Любой пример: разве кто-нибудь в семье, она или Лелик, сказал одно слово, что нет у Фиры детей? Вообще никогда Лазарь не пожаловался на жену, молодец, но и Роза Львовна ни разу себе не позволила; они друг друга нашли, им и жить...
...Как она могла бросить Лазаря, чем он ей не угодил? Не рахмонес, просто выдержанный и тактичный. Не слишком красивый? В мужчине не красота главное, и пятнадцать лет назад Фира это понимала.
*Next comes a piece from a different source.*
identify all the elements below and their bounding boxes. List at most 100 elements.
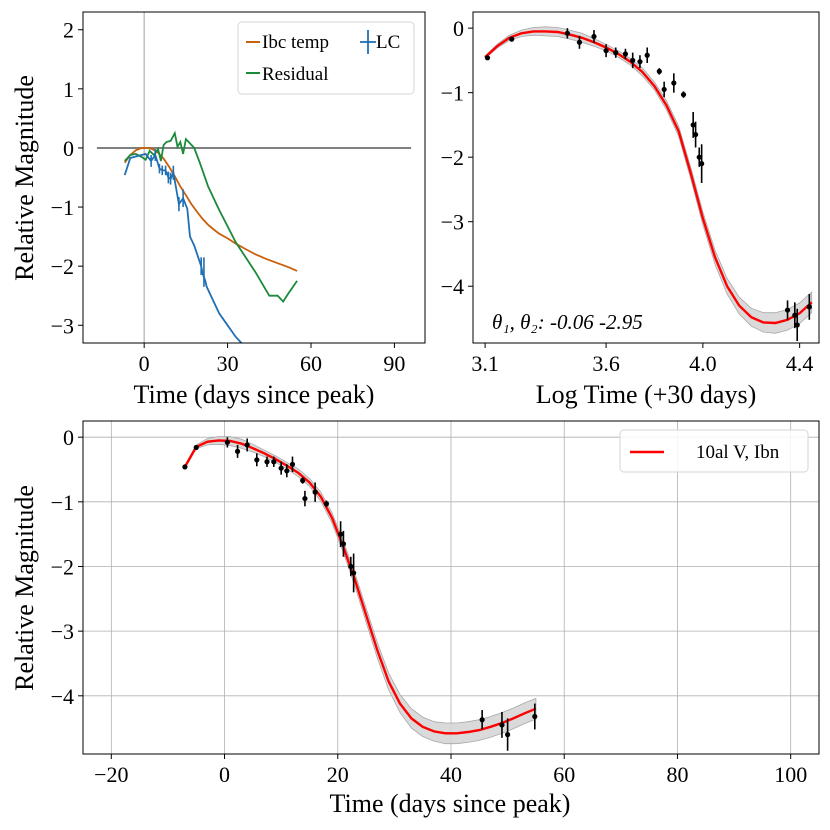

Любовь... Сердцу не прикажешь, и, хоть этот Петухов ничем не лучше Лелика, а гораздо хуже, что тут поделаешь, когда любовь? А что у Фиры любовь, это давно заметила Роза Львовна, видела вся обмирая, как та ничего не ест за обедом, отвечает невпопад и точно прислушивается к чему-то, что одна она только слышит. То ни с того, ни с сего вся вспыхнет, то улыбнется. А глаза! Какие у нее были глаза, боже ты мой! Я сперва даже подумала, что Фирочка в положении, но тогда она была бы мягче, ласковее с мужем...
Лазарь ничего не рассказал матери о том вечере, когда Фирочка оставила их дом. Сама Роза Львовна ушла тогда в начале разговора, не хотела мешать, может быть, неумно поступила. А потом Лелик только и сказал: "Мы с Фирой решили разойтись". "Мы". И - больше ни звука об этом, а в душу лезть - не в характере Розы Львовны, не умеет.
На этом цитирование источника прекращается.